Sadie wanted to ask, What dreams? but she didn’t.

She could see that her father had, as he’d said, considered his priorities, which were keeping Fox Family Farm alive and making sure future generations knew about the joys of growing pumpkins.

Sadie felt like she had let him down by moving away, pursuing other goals.

But he wasn’t putting any pressure on her to be anything other than herself now.

Without his pressure, she felt almost formless.

She had nothing to fight back against. It was supposed to feel like freedom, but instead she felt adrift.

“Those kids only beat me by thirty pounds, you know.”

“You were a little rusty,” he assured her. “Plus you had that ding-dong start your plant for you. If you’d been there from the get-go, you’d have won it all.”
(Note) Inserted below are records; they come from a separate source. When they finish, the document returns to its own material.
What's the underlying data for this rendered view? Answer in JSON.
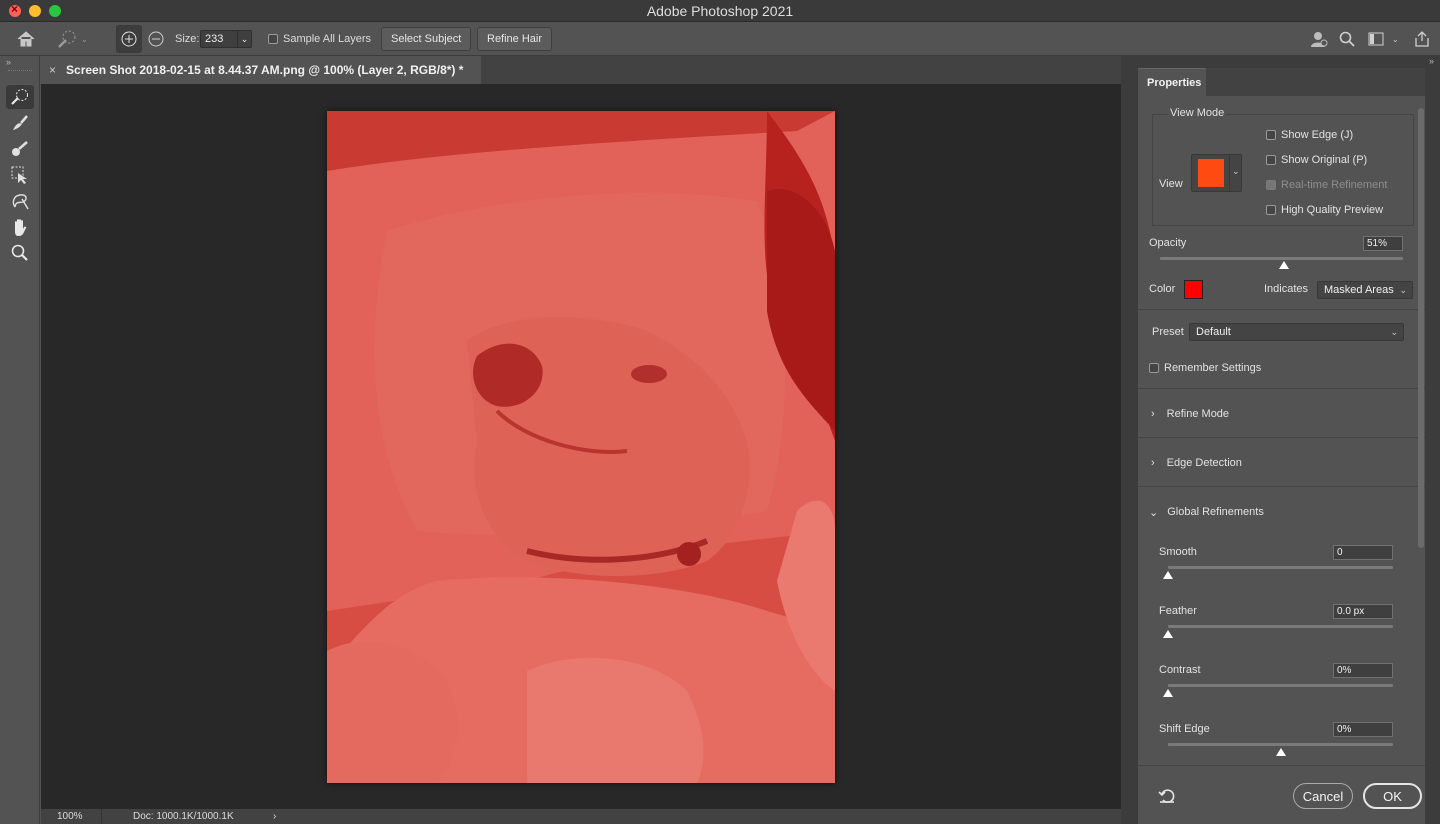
{
  "app": {
    "title": "Adobe Photoshop 2021"
  },
  "options_bar": {
    "size_label": "Size:",
    "size_value": "233",
    "sample_all_layers": "Sample All Layers",
    "select_subject": "Select Subject",
    "refine_hair": "Refine Hair"
  },
  "document": {
    "tab_title": "Screen Shot 2018-02-15 at 8.44.37 AM.png @ 100% (Layer 2, RGB/8*) *",
    "zoom": "100%",
    "doc_info": "Doc: 1000.1K/1000.1K"
  },
  "properties": {
    "tab_label": "Properties",
    "view_mode": {
      "heading": "View Mode",
      "view_label": "View",
      "swatch_color": "#ff4a12",
      "show_edge": "Show Edge (J)",
      "show_original": "Show Original (P)",
      "realtime": "Real-time Refinement",
      "high_quality": "High Quality Preview"
    },
    "opacity": {
      "label": "Opacity",
      "value": "51%",
      "level": 0.51
    },
    "color": {
      "label": "Color",
      "swatch": "#ff0000"
    },
    "indicates": {
      "label": "Indicates",
      "value": "Masked Areas"
    },
    "preset": {
      "label": "Preset",
      "value": "Default"
    },
    "remember": "Remember Settings",
    "sections": {
      "refine_mode": "Refine Mode",
      "edge_detection": "Edge Detection",
      "global_refinements": "Global Refinements"
    },
    "sliders": [
      {
        "label": "Smooth",
        "value": "0",
        "level": 0.0
      },
      {
        "label": "Feather",
        "value": "0.0 px",
        "level": 0.0
      },
      {
        "label": "Contrast",
        "value": "0%",
        "level": 0.0
      },
      {
        "label": "Shift Edge",
        "value": "0%",
        "level": 0.5
      }
    ],
    "cancel": "Cancel",
    "ok": "OK"
  },
  "colors": {
    "overlay": "#d94f45",
    "accent_swatch": "#ff4a12"
  }
}
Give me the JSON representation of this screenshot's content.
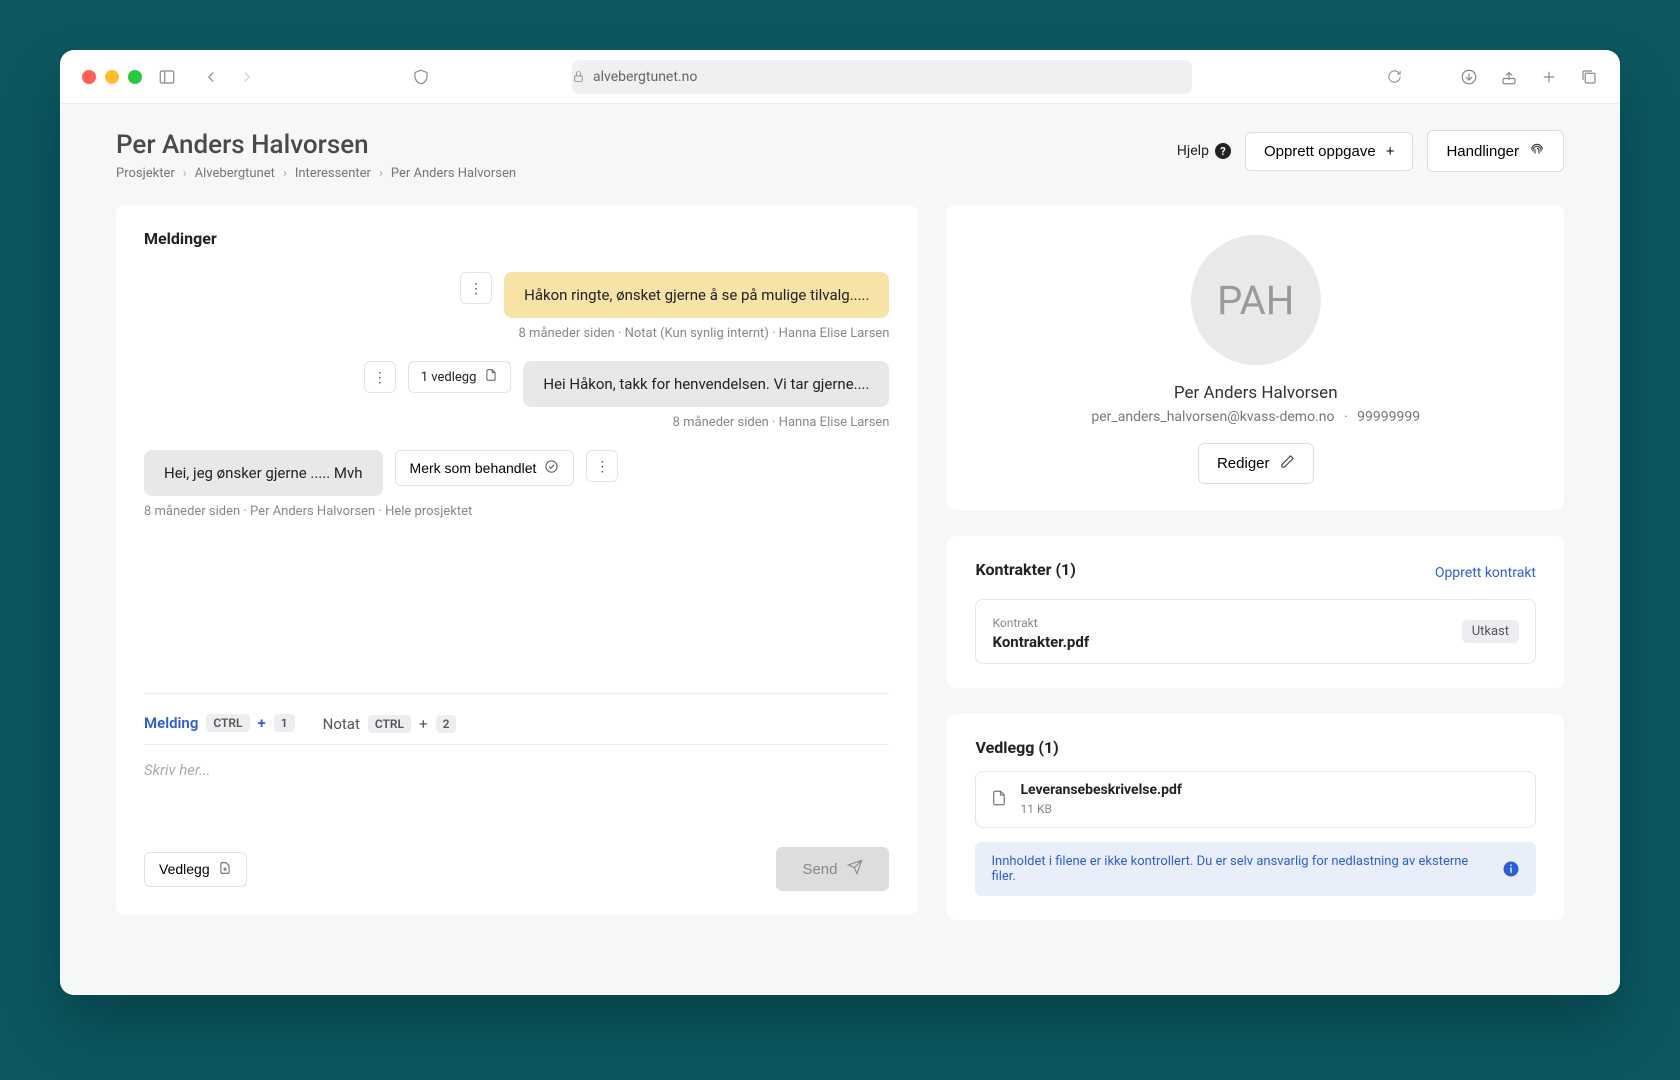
{
  "browser": {
    "url": "alvebergtunet.no"
  },
  "header": {
    "title": "Per Anders Halvorsen",
    "breadcrumb": [
      "Prosjekter",
      "Alvebergtunet",
      "Interessenter",
      "Per Anders Halvorsen"
    ],
    "help_label": "Hjelp",
    "create_task_label": "Opprett oppgave",
    "actions_label": "Handlinger"
  },
  "messages": {
    "title": "Meldinger",
    "items": [
      {
        "side": "right",
        "kind": "note",
        "text": "Håkon ringte, ønsket gjerne å se på mulige tilvalg.....",
        "meta": "8 måneder siden  ·  Notat (Kun synlig internt)  ·  Hanna Elise Larsen"
      },
      {
        "side": "right",
        "kind": "out",
        "attachment_label": "1 vedlegg",
        "text": "Hei Håkon, takk for henvendelsen. Vi tar gjerne....",
        "meta": "8 måneder siden  ·  Hanna Elise Larsen"
      },
      {
        "side": "left",
        "kind": "in",
        "text": "Hei, jeg ønsker gjerne ..... Mvh",
        "action_label": "Merk som behandlet",
        "meta": "8 måneder siden  ·  Per Anders Halvorsen  ·  Hele prosjektet"
      }
    ],
    "composer": {
      "tab_message": "Melding",
      "tab_note": "Notat",
      "kbd_ctrl": "CTRL",
      "kbd_plus": "+",
      "kbd_1": "1",
      "kbd_2": "2",
      "placeholder": "Skriv her...",
      "attach_label": "Vedlegg",
      "send_label": "Send"
    }
  },
  "profile": {
    "initials": "PAH",
    "name": "Per Anders Halvorsen",
    "email": "per_anders_halvorsen@kvass-demo.no",
    "phone": "99999999",
    "edit_label": "Rediger"
  },
  "contracts": {
    "title": "Kontrakter (1)",
    "create_label": "Opprett kontrakt",
    "items": [
      {
        "type_label": "Kontrakt",
        "filename": "Kontrakter.pdf",
        "status": "Utkast"
      }
    ]
  },
  "attachments": {
    "title": "Vedlegg (1)",
    "items": [
      {
        "filename": "Leveransebeskrivelse.pdf",
        "size": "11 KB"
      }
    ],
    "info": "Innholdet i filene er ikke kontrollert. Du er selv ansvarlig for nedlastning av eksterne filer."
  }
}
“Josh isn’t a ding-dong,” she said.

“Indeed no, I’ve come to love that man. When he moved to Indiana, he needed help knowing which end of the hose the water comes out of. He’s come a long way.”

She was sure that was an exaggeration, but she liked hearing her father’s fondness for Josh. It helped justify her own, to have that seal of approval.

“I’ve come to love that man, too,” she admitted.

“You don’t say,” Stu said, the smile audible across the distance. “That changes everything.”

It didn’t, really. Sexy flings were a part of life. Something to look back on in one’s dotage, a reminder of the days of youth and passion and abandon.

Then she remembered the copies of Wooden Boats magazine Josh had pointed out in the barn. He must have been looking at those personal ads in Indiana, before he ever left for Florida.

“Were you talking to Priscilla before Uncle Fred’s accident?”

“Sure was. I thought since they live in the same town there was a chance she and I could meet someday.”

“Were you always planning to stay in Florida? Why ask me to come if you were planning to give up pumpkins?”

“I had to meet Priscilla in person before I knew for sure. And I wanted to give you one more chance to come back. Priscilla talks a lot about healing. When I told her about you, she said that staying away from Pea Blossom might feel good to you. But it might be healing for you to have another chance in the pumpkin patch. Was she right?”